Dan seketika itu dia ingin menangis. Andai saja ini bukan di tempat umum, dia sudah menghujani pria yang selalu menjadi pujaannya itu dengan ciuman seperti dulu saat pria itu memberinya hadiah-hadiah kecil.

"Can I believe this?" bisik Levine dengan suara serak tertahan.

"Seperti yang Daddy katakan tadi malam, Sayang," ucap ibunya kemudian menyuruhnya untuk segera mengambil duduk.

Matanya tak lepas menatapi pria itu. Ia bahkan mengabaikan makanan di hadapannya.

"Okay. Aku akan banyak meluangkan waktu untuk Kakak. Kita akan sering menghabiskan waktu di luar."

"Ayolah," ucap ibunya seraya menarik sebuah kursi untuk Levine.

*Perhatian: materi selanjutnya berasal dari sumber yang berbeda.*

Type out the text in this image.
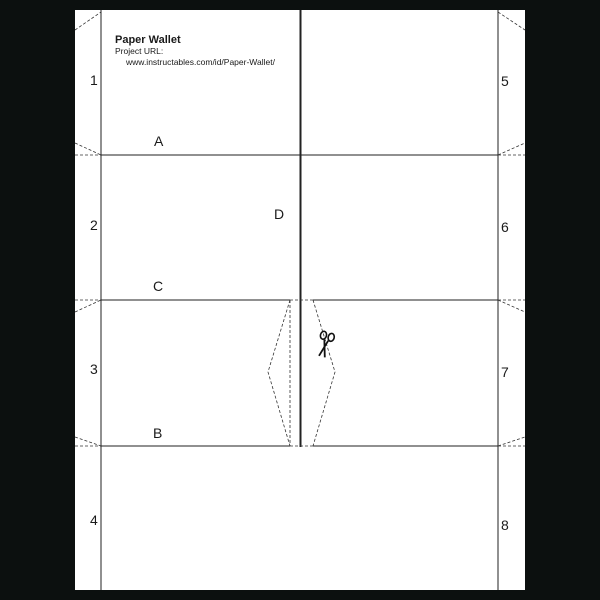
Paper Wallet
Project URL:
www.instructables.com/id/Paper-Wallet/
1
2
3
4
5
6
7
8
A
D
C
B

Levine segera berputar pada kursi yang ibunya sediakan untuknya. Matanya tak lepas menatapi kakaknya seakan dia ingin memberitahu bahwa dia sangat merindukan sosok idolanya. Matanya seperti tak berhenti berdansa. Luapan bahagia terpancar di sana. Dia tak pernah menyangka kalau kehangatan yang dulu pernah dia miliki kini kembali menghampirinya.

"Makanan apa yang kau inginkan, Dude?" tanya ibunya menginterupsi tarian kebahagiaannya.

"Apa saja. Aku akan makan apa yang Mom atau kakak pilihkan."

"Okay. Mom pilihkan untuk kalian."

Levine masih merasa dirinya masih bermimpi. Berbicara, mengobrol bahkan bercanda dia kembali lakukan saat ini disela menunggu pesanan datang. Sampai kemudian dia dikejutkan oleh sebuah pekikan dan langkah kaki mendekat.

"Levine? Ini... Benar kau?"

Levine menoleh seketika bersamaan dengan melemahnya suara itu. Tidak hanya dia yang terkejut. Tapi juga sekilas dia mendapati tatapan penuh tanya dari ibu dan kakaknya. Dia mendapati sepasang mata biru jernih itu membulat dan bibir peach itu bergetar seakan tidak mempercayai apa yang matanya lihat. Sejenak mata biru itu bergerak sebelum mengerjab lagi.